Mars’ta yaşam arayışında önemli bir gelişme kaydedildi. Bilim insanları, NASA’nın Curiosity gezgini aracılığıyla 2013 yılında Mars’ın Gale Krateri’nde tespit edilen bir kaya örneğinde, daha önce hiç görülen en büyük organik moleküllerin keşfedildiğini açıkladı.
Söz konusu moleküllerin, 3,7 milyar yıl önce Mars’ta var olan bir gölün tortullarında yer alan yağ asitlerinin parçalanması sonucunda oluştuğu düşünülüyor.
YAŞAMIN KİMYASAL İZLERİ
Keşfedilen moleküller, alkanlar adı verilen ve karbon atomlarının zincirlerini hidrojen atomlarıyla birleştiren hidrokarbonlardır.

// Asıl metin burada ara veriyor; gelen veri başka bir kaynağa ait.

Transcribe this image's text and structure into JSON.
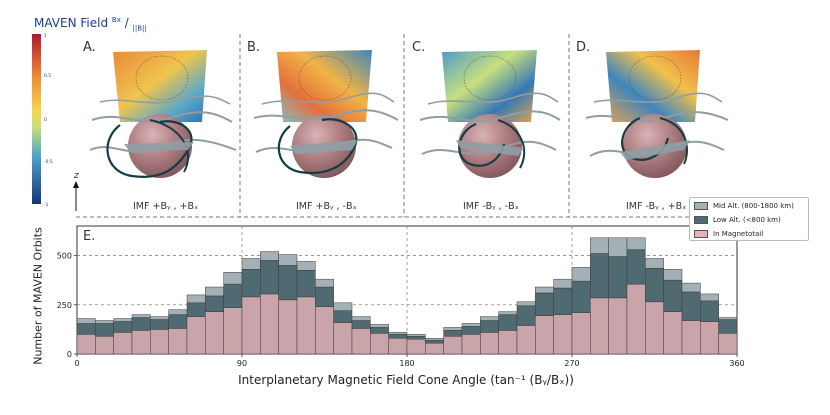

Fransa’daki Laboratoire Atmosphères et Observations Spatiales’den astrokimyacı Caroline Freissinet, bu bulgunun, Mars’ta geçmişte yaşamın var olup olmadığına dair kimyasal izlerin tespit edilmesini mümkün kıldığını belirtti.
Curiosity, 2012 yılında 154 kilometre uzunluğundaki Gale Krateri’ne iniş yaptı. Bu krater, geçmişte bir göl tarafından beslenmiş olması nedeniyle yaşanabilirlik belirtilerinin araştırılması açısından umut vadeden bir yer olarak öne çıkıyordu.
Curiosity, 2013 yılında “Cumberland” adı verilen bir kayadan çamur taşı örneği alarak bu moleküllere ulaştı.
ORGANİK MOLEKÜLLERİN ANALİZİ
Curiosity’nin Mars’ta Örnek Analizi (SAM) araç seti, organik moleküllerin tespitini sağladı. Gezici, kaya örneğini delip SAM’e gönderdi ve burada 1.000 derece Santigrat’a kadar ısıtıldı.
Bu işlem, örnekte bulunan gazların ayrıştırılması ve yaşam için kritik öneme sahip elementlerin (karbon, nitrojen, oksijen, fosfor ve kükürt) tanımlanabilmesi amacıyla gerçekleştirildi.
Freissinet ve ekibi, daha önce Cumberland örneğinde metan ile klor veya kükürt içeren organik moleküllerin keşfine ulaşmışlardı. Ancak bu yeni çalışma ile Mars’ta tespit edilen en büyük organik moleküller daha önce yalnızca altı karbon atomuna kadar uzanıyordu.
Yeni analizler, dekan (10 karbon atomu ve 22 hidrojen atomu), undekan (11 karbon atomu ve 24 hidrojen atomu) ve dodekan (12 karbon atomu ve 26 hidrojen atomu) gibi daha büyük alkanları da ortaya çıkardı.
Dodekan, Mars’ta bulunan en büyük alkan olma özelliği taşımasına rağmen, Dünya üzerindeki en büyük alkanlarla karşılaştırıldığında hala küçük kalmaktadır.